From his hiding place at the water’s edge, Daishin Sato felt his phone vibrate. He removed it from his pocket. A new text message.
The American has flown to Anchorage. I am following him.
Sato waited.
As he’d expected, the phone buzzed again.
He was not carrying a briefcase.
Sato replaced his phone. “We proceed as planned,” he told his colleagues, who waited in the shadows. “The American does not have the briefcase.”
For all Sato knew, the young American man had transferred the stolen bonds into his luggage. He might have discarded the briefcase, and taken the contents back with him to the mainland. If that were the case, Masao would find out soon enough. In the meantime, Sato and the other two men would operate under the assumption that the bonds were still aboard the freighter.
He and his colleagues had spent the last night and day waiting for the Coast Guard to release the ship, once again, to the salvage crew’s custody. Waiting for the salvage crew to pronounce the ship ready to tow. Ready for the darkness, for their own opportunity.
Waiting, and preparing.
They had liberated a small rowboat from the government docks near the town. Such was the size of Dutch Harbor that the boat was simply tied to a piling, no locks or alarms. It had simply been a matter of untying the rope, climbing aboard, and rowing the little dinghy around the point and out of sight. There, they had stocked it with food and provisions for the next stage of the task.

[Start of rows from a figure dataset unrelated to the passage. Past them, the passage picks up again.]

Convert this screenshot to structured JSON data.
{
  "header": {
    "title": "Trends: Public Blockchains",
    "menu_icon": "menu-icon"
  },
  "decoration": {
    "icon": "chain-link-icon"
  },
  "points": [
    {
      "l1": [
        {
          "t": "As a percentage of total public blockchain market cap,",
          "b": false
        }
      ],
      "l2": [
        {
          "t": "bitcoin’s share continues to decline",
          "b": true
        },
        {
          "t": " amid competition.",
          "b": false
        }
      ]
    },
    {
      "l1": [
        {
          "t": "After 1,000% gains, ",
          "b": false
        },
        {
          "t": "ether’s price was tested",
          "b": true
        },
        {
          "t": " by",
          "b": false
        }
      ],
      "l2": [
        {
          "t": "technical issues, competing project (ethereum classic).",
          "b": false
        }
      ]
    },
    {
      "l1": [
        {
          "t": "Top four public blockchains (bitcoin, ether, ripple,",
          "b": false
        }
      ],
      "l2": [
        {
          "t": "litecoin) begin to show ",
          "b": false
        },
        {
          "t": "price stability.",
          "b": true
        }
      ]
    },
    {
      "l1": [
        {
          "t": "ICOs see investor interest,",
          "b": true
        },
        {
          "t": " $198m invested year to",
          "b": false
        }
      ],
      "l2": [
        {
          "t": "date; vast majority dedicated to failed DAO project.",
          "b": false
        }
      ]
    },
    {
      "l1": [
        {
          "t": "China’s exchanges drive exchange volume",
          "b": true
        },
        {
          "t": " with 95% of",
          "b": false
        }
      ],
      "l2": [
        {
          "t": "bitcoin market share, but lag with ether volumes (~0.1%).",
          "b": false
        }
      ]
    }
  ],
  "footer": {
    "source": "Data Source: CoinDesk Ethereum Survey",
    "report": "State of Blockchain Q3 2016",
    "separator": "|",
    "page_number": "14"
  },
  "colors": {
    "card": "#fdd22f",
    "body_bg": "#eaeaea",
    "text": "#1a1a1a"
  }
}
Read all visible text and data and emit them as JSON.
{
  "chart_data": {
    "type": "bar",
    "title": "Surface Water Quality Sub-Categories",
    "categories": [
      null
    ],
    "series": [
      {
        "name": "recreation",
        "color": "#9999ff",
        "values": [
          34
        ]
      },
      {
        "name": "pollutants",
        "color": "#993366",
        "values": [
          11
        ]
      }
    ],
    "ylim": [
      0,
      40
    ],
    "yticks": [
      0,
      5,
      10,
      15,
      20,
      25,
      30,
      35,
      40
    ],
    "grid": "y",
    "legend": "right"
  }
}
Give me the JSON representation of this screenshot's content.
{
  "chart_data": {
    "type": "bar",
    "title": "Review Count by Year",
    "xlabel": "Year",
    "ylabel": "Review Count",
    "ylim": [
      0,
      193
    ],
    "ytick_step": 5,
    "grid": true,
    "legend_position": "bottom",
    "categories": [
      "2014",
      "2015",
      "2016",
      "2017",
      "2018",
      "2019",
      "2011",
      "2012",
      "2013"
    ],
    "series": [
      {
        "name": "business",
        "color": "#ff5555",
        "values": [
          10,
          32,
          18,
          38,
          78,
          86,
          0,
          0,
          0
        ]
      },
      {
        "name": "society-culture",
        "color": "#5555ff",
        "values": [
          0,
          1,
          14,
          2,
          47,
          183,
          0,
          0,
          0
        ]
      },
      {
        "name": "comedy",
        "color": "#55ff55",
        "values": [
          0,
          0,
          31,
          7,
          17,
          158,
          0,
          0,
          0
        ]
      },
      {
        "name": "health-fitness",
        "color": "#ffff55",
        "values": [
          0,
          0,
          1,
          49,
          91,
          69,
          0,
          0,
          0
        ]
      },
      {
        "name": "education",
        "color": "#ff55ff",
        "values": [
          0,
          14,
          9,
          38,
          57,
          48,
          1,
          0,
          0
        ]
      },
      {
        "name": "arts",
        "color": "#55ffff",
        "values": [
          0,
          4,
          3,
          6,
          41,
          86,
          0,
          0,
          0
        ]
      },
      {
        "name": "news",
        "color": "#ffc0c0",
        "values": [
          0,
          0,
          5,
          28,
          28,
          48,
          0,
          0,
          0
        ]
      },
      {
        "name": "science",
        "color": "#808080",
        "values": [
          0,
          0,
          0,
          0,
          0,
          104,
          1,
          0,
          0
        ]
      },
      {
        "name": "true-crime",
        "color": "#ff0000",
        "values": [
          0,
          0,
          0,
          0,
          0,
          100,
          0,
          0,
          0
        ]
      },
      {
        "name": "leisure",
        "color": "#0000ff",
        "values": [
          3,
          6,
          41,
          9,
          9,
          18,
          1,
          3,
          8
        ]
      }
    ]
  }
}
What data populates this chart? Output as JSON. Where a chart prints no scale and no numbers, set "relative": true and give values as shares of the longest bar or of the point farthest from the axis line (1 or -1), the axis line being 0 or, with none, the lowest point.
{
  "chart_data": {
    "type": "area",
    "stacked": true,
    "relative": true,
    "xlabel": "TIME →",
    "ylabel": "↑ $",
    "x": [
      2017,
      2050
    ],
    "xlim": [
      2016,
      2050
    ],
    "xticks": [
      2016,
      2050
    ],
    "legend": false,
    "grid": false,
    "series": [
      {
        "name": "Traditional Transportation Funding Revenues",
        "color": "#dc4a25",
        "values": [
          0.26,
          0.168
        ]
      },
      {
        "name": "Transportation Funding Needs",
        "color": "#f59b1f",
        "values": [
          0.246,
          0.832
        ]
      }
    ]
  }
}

The Dutch Harbor citizens’ relaxed attitude toward security extended, Sato had discovered, to their firearms. This was a frontier town, full of hunters and fishers and men and women of the wild, and nearly all of them owned guns. Sato and his colleagues had drifted from house to house, trying back doors and finding them largely unlocked.
They’d searched the empty houses, found what they needed quickly. Amassed two pistols and three rifles, sufficient ammunition. Sato would take no chances with this stage of the operation. There was a good probability that success would demand violence.
Sato tucked the phone into his trousers. He and his men had dressed in black: pants, sweaters, watch caps. They would blend in with the dark water after night fell. Nobody would see them as they crossed the bay.
“As soon as there’s darkness,” he told his colleagues, “we row for the Lion.”